Dyches- McFadin House | Williamson County Texas | c. 1850
In 1828, 12-year-old David Hutcheson McFadin moved from Montgomery, Tennessee to Liberty County, Texas. From a very young age, he worked in the cattle stock business until 1836 when he enlisted to fight in the Texas Revolution. In 1838, he married Jerusha Dyches and they began to grow their family here on this property.
David and his family were some of the earliest white settlers in this area and he served as sheriff of his county. He was also elected to the first group of county commissioners in 1848, a position he held the position for 12 years.
As his family began to expand, so did their need for more space, so in 1850, construction started on this impressive home. Built of native stone quarried on-site, this home has 27” thick walls and backs up to a cool, perpetual creek.

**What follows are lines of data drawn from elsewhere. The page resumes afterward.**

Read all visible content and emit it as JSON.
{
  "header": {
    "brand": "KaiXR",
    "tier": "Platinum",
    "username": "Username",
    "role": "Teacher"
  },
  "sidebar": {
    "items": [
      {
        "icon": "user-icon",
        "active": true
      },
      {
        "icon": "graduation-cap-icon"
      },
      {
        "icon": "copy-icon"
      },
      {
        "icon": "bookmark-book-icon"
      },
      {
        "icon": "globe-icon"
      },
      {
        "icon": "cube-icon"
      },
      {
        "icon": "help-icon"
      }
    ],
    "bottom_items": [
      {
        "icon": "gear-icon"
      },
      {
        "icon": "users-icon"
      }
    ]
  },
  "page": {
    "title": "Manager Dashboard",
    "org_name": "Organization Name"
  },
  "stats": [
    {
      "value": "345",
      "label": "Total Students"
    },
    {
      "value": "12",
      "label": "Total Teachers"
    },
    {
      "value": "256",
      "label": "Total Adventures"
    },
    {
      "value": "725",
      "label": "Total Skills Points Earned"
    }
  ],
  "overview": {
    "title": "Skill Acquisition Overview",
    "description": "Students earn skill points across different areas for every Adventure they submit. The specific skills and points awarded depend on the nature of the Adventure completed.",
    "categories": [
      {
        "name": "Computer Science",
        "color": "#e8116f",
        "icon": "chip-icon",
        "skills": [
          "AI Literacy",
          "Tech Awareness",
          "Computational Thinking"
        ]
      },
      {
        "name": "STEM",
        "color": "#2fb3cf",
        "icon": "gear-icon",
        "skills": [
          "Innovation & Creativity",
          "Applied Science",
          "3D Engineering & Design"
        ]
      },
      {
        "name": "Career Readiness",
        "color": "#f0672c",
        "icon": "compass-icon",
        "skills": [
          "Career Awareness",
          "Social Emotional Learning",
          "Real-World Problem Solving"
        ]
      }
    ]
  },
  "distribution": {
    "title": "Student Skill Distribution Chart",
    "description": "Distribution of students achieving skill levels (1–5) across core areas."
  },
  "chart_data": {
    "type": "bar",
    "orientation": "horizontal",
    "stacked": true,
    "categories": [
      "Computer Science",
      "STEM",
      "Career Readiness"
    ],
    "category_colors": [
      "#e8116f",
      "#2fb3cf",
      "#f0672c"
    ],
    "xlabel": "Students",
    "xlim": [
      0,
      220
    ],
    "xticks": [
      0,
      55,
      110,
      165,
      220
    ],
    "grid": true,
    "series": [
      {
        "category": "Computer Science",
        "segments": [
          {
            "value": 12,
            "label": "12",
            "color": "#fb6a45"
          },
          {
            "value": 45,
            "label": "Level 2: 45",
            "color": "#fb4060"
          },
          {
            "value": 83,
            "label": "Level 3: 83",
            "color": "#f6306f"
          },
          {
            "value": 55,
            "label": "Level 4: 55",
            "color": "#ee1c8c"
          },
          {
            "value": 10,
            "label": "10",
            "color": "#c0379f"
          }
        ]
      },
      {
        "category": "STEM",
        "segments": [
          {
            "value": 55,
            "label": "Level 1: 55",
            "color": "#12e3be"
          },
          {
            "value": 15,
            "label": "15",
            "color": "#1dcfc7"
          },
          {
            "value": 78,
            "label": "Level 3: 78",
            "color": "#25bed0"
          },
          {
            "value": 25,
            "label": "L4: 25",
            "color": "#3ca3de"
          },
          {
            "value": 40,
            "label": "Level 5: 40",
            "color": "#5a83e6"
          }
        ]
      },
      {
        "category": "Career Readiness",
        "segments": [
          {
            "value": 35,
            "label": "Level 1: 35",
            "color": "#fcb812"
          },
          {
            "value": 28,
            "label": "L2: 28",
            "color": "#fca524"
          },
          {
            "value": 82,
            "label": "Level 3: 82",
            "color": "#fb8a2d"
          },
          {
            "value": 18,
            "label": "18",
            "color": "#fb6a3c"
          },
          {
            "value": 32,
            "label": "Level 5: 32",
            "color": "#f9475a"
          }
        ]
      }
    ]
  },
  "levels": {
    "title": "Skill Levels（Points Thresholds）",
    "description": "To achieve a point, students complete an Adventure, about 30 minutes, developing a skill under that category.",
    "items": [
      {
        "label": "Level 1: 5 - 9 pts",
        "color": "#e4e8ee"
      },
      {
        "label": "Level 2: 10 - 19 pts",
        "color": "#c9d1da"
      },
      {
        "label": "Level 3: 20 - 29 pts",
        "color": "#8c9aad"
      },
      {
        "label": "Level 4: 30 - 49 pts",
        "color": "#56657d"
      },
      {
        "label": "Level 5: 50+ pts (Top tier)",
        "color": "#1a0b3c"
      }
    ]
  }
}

In 1859, David built a mill near this home that became the first in the town.
The McFadin’s would have at least 6 children, the second oldest being William who had been born in 1841. Although David opposed secession and took no part in the Civil War, his children had different feelings about it and at the outbreak of war, a 20-year-old William left to join the Confederate Army. In a bizarre twist of events, he never showed up in any Texas military records and no reports or signs of him were ever found.
His mother, Jerusha, desperate for her son to return home, reportedly kept a candle burning in the upstairs window in hopes that it would help guide him home one day. According to family legend, she continued to burn that candle every night until her death, 18 years later in 1880.
Upon her death, David was left with 3 children and undoubtedly needed a woman at home to help raise his family so in 1881, he remarried to Mrs. Cordelia Armstrong, a widow. David McFadin passed away here on August 7, 1896.